How the Story Emerged

Under the terms of a settlement with the U.S. Federal Trade Commission, the dating platform OkCupid transferred a large batch of user photos to Clarifai for computer vision tasks. The key problem was not only the data transfer itself, but the fact that people did not know about it and did not give separate consent to use their images for training algorithms. Moreover, such an exchange, as indicated in the case materials, contradicted OkCupid's own privacy policy.

The story is particularly sensitive because of the type of data involved. This was not just pictures for a general dataset, but photographs of faces that could potentially be used to train recognition systems. When such data is transferred without clear notification and without explicit consent, the dispute quickly goes beyond the usual conflict over user terms and becomes a question of biometric privacy. This is why such cases are increasingly being considered separately from ordinary disputes about user data.

What Clarifai Deleted

Clarifai, an American company from Delaware working in the field of computer vision and face recognition, confirmed that it erased approximately 3 million images received from OkCupid. Along with the original files, the models trained on these photographs were also deleted. This is an important point: if you remove only the dataset but leave the derivative models in operation, the problem of data origin does not disappear. The regulatory significance in this story is precisely in the destruction of both layers.

  • Approximately 3 million user photographs
  • The data transfer occurred back in 2014
  • Users were not notified in advance of this use
  • Not only the images were deleted, but also the models trained on them

Clarifai itself was not accused by the FTC of violations. This separates its role from that of OkCupid and Match Group, which appeared in the settlement as parties responsible for user data practices. But the public confirmation of deletion shows that the company was nonetheless forced to respond to the old data transfer and close the issue not only formally but also technically. This is a rare case where the issue is closed with explicit deletion of derivative artifacts.

Why This Matters Now

The FTC announced a settlement with OkCupid and Match Group in late March 2026, and there were no financial penalties in it. This outcome appears lenient given the scale of the issue and the sensitivity of facial photographs. The regulator focused not on monetary punishment, but on the fact that the service violated its own promises to users and allowed data to be transferred for purposes about which the audience was not properly informed.

The absence of a fine does not make this case insignificant. On the contrary, it demonstrates how long the consequences of decisions made in the early years of the AI market can persist, when companies were more eager to collect and reuse data than to explain it in detail to people. Twelve years after the photos were transferred, the question still came back — already in the context of the regulator, privacy, and deletion of models, not just the original files.

For the industry, this is almost a textbook example of deferred regulatory risk. For Match Group and other platforms, it is also a reminder that an old integration with an external AI contractor can suddenly become a reputational problem.

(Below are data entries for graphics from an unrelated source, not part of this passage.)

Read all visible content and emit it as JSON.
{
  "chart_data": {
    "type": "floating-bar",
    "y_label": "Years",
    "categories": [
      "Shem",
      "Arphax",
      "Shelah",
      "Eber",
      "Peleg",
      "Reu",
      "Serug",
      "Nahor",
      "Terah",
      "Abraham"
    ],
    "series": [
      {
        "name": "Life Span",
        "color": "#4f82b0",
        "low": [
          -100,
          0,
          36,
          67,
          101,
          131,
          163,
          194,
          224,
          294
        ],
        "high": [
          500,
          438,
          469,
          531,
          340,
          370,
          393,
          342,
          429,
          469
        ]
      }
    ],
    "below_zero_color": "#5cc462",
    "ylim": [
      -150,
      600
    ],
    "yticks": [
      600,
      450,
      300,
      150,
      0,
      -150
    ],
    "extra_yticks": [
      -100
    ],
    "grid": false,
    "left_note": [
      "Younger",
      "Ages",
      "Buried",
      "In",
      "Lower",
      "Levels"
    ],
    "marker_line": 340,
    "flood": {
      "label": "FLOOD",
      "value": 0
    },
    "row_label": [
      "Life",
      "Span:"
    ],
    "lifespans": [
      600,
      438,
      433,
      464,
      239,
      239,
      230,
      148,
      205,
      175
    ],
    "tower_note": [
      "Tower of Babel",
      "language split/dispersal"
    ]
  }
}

A user who uploaded a photo to a dating app probably did not expect that these images would help train a face recognition system. It is precisely this gap between audience expectations and actual data use that has become the main source of risk today. Especially when it comes to faces rather than neutral images of objects.

What This Means

For AI companies, this is a signal to more carefully check the provenance of datasets, especially if they involve faces and other sensitive information. For digital platforms, it is a reminder that old data transfers can resurface years later and lead to requirements to delete not only the original files but also the results of training. And for the market as a whole, it is another step toward the rule: contentious data cannot simply be "archived," it must be removed from models completely.